Two of the five most-advertised drugs belong to hometown drugmaker Eli Lilly and Co. According to 2009 data from The Nielsen Co., Lilly spent $178 million to advertise Cymbalta, its antidepressant and pain medicine, and another $167 million to hawk Cialis, its anti-impotence pills. Those two drugs ranked No. 4 and No. 5, respectively. They trailed Pfizer’s Lipitor, Bristol-Myers Squibb Co.’s Abilify, and GlaxoSmithKline plc’s Advair.

Bioanalytical Systems Inc., a life sciences company based in West Lafayette, received a delisting warning from the NASDAQ Capital Market. The company has until Aug. 31 to get its stock price above $1 per share for at least 10 straight days. Otherwise, Bioanalytical might have to move its shares to over-the-counter trading. The recession has cut severely into Bioanlytical’s revenue from contract research services and monitoring instruments, which it sells to phramceutical companies and medical research organizations. The company’s stock hasn’t traded above $1 per share since Jan. 20. The shares are trading at 74 cents apiece.

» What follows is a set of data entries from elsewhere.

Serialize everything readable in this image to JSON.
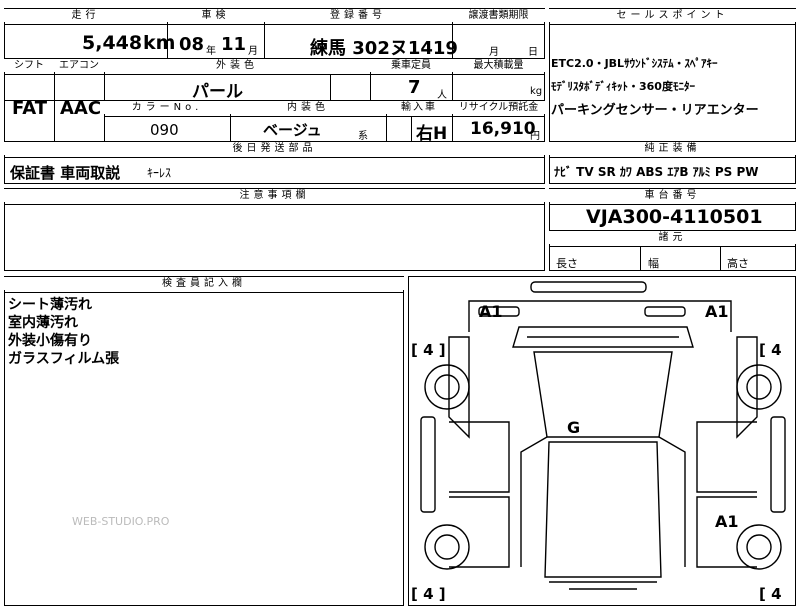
{
  "top_fragment": "",
  "mileage": {
    "header": "走行",
    "value": "5,448",
    "unit": "km"
  },
  "shaken": {
    "header": "車検",
    "year": "08",
    "year_unit": "年",
    "month": "11",
    "month_unit": "月"
  },
  "registration": {
    "header": "登録番号",
    "value": "練馬 302ヌ1419"
  },
  "transfer": {
    "header": "譲渡書類期限",
    "month_unit": "月",
    "day_unit": "日"
  },
  "sales_point": {
    "header": "セールスポイント",
    "lines": [
      "ETC2.0・JBLｻｳﾝﾄﾞｼｽﾃﾑ・ｽﾍﾟｱｷｰ",
      "ﾓﾃﾞﾘｽﾀﾎﾞﾃﾞｨｷｯﾄ・360度ﾓﾆﾀｰ",
      "パーキングセンサー・リアエンター"
    ]
  },
  "shift": {
    "header": "シフト",
    "value": "FAT"
  },
  "aircon": {
    "header": "エアコン",
    "value": "AAC"
  },
  "exterior_color": {
    "header": "外装色",
    "value": "パール"
  },
  "capacity": {
    "header": "乗車定員",
    "value": "7",
    "unit": "人"
  },
  "max_load": {
    "header": "最大積載量",
    "unit": "kg"
  },
  "color_no": {
    "header": "カラーNo.",
    "value": "090"
  },
  "interior_color": {
    "header": "内装色",
    "value": "ベージュ",
    "suffix": "系"
  },
  "import": {
    "header": "輸入車",
    "value": "右H"
  },
  "recycle": {
    "header": "リサイクル預託金",
    "value": "16,910",
    "unit": "円"
  },
  "later_parts": {
    "header": "後日発送部品",
    "value": "保証書 車両取説",
    "small": "ｷｰﾚｽ"
  },
  "genuine": {
    "header": "純正装備",
    "value": "ﾅﾋﾞ TV SR ｶﾜ ABS ｴｱB ｱﾙﾐ PS PW"
  },
  "caution": {
    "header": "注意事項欄"
  },
  "chassis": {
    "header": "車台番号",
    "value": "VJA300-4110501"
  },
  "dimensions": {
    "header": "諸元",
    "length": "長さ",
    "width": "幅",
    "height": "高さ"
  },
  "inspector": {
    "header": "検査員記入欄",
    "notes": [
      "シート薄汚れ",
      "室内薄汚れ",
      "外装小傷有り",
      "ガラスフィルム張"
    ]
  },
  "diagram": {
    "marks": [
      {
        "id": "a1-left",
        "text": "A1"
      },
      {
        "id": "a1-right",
        "text": "A1"
      },
      {
        "id": "g",
        "text": "G"
      },
      {
        "id": "a1-rear",
        "text": "A1"
      },
      {
        "id": "tl",
        "text": "[ 4 ]"
      },
      {
        "id": "tr",
        "text": "[ 4"
      },
      {
        "id": "bl",
        "text": "[ 4 ]"
      },
      {
        "id": "br",
        "text": "[ 4"
      }
    ]
  },
  "watermark": "WEB-STUDIO.PRO"
}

The expansion at St. Francis Hospital & Health Centers' Indianapolis campus will include a cancer center that will quadruple the size of St. Francis’ current cancer facility. St. Francis hopes to break ground this summer on the 60,000-square-foot addition to its existing 20,000-square-foot center. According to St. Francis executive Keith Jewell, the expansion will include two inpatient units, a larger research department, medical offices for breast surgeons and gynecologic oncology surgeons, an outpatient bone marrow transplant clinic, a stem-cell laboratory, and an "appearances center" where patients can purchase wigs and prosthetics.

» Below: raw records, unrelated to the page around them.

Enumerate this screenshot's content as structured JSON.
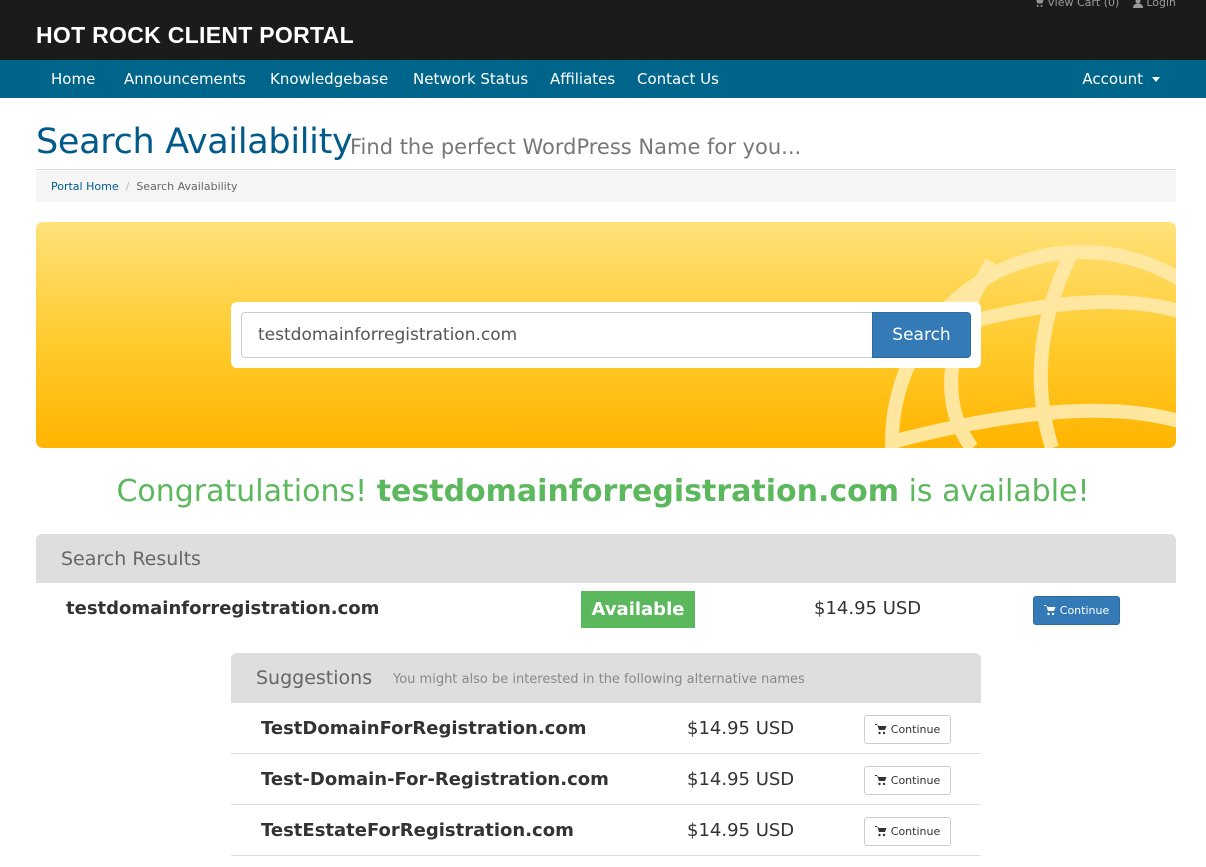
{
  "header": {
    "brand": "HOT ROCK CLIENT PORTAL",
    "view_cart": "View Cart (0)",
    "login": "Login"
  },
  "nav": {
    "items": [
      "Home",
      "Announcements",
      "Knowledgebase",
      "Network Status",
      "Affiliates",
      "Contact Us"
    ],
    "account": "Account"
  },
  "page": {
    "title": "Search Availability",
    "subtitle": "Find the perfect WordPress Name for you..."
  },
  "breadcrumb": {
    "home": "Portal Home",
    "separator": "/",
    "current": "Search Availability"
  },
  "search": {
    "value": "testdomainforregistration.com",
    "button": "Search"
  },
  "message": {
    "prefix": "Congratulations! ",
    "domain": "testdomainforregistration.com",
    "suffix": " is available!"
  },
  "results": {
    "title": "Search Results",
    "domain": "testdomainforregistration.com",
    "status": "Available",
    "price": "$14.95 USD",
    "button": "Continue"
  },
  "suggestions": {
    "title": "Suggestions",
    "subtitle": "You might also be interested in the following alternative names",
    "items": [
      {
        "name": "TestDomainForRegistration.com",
        "price": "$14.95 USD",
        "button": "Continue"
      },
      {
        "name": "Test-Domain-For-Registration.com",
        "price": "$14.95 USD",
        "button": "Continue"
      },
      {
        "name": "TestEstateForRegistration.com",
        "price": "$14.95 USD",
        "button": "Continue"
      }
    ]
  },
  "colors": {
    "topbar": "#1c1b1b",
    "navbar": "#00658b",
    "title": "#005a8a",
    "success": "#5cb85c",
    "primary": "#337ab7",
    "hero_top": "#ffe27a",
    "hero_bottom": "#ffb400"
  },
  "icons": {
    "cart": "shopping-cart-icon",
    "user": "user-icon",
    "globe": "globe-icon"
  }
}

Dow AgroSciences’ new $340 million local research-and-development investment almost wasn't made in Indianapolis. The company hired a site-selection firm and seriously explored establishing those operations elsewhere. That ugly scenario would have cost Indianapolis not only the 577 jobs Dow AgroSciences has pledged to add by 2015, but also possibly the 1,200 it already has at its local headquarters. The Indiana Economic Development Corp. gave the company $12.5 million in performance-based tax credits and another $205,000 in training grants to encourage the expansion. The city of Indianapolis will kick in $500,000 from its Industrial Development Grant Fund to help pay for road, sewer and water improvements related to the project. Indianapolis has also committed to establish a property tax increment financing, or TIF, district to help Dow AgroSciences defer $20 million in project costs. The TIF district must be approved by city and state officials. The jobs are attractive, projected to pay $65,000 to $95,000 annually. “We know what we can expect from Indianapolis, and we like it,” Dow Agro CEO Antonio Galindez told IBJ. “Put it all together and we concluded this is the right place to be.”

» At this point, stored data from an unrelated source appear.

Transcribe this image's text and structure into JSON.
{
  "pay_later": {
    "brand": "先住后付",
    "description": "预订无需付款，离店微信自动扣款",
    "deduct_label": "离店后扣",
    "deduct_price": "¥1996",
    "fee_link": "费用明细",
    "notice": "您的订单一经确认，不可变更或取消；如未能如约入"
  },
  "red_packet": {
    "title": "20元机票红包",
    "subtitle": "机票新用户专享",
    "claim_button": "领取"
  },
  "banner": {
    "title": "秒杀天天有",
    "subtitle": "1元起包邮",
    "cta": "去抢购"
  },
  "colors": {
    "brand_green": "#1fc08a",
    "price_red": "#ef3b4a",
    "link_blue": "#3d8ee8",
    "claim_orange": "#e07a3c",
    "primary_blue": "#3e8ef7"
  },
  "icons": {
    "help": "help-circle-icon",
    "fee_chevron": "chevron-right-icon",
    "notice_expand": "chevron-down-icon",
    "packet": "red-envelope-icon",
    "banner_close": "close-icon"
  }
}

Dr. Greg Larkin, the former medical director at Indianapolis-based Eli Lilly and Co., was appointed Indiana’s new health commissioner Wednesday by Gov. Mitch Daniels. He will replace Dr. Judy Monroe, who left March 8 to become deputy director of the Centers for Disease Control and Prevention. Larkin will join the health department April 1. Since 2007, Larkin has been chief medical officer for the Indiana Health Information Exchange, which promotes health information technology for the advancement of patient and community care. During his 22-year career at Lilly, he managed five domestic health care clinics and the company’s domestic employee and retiree health plan.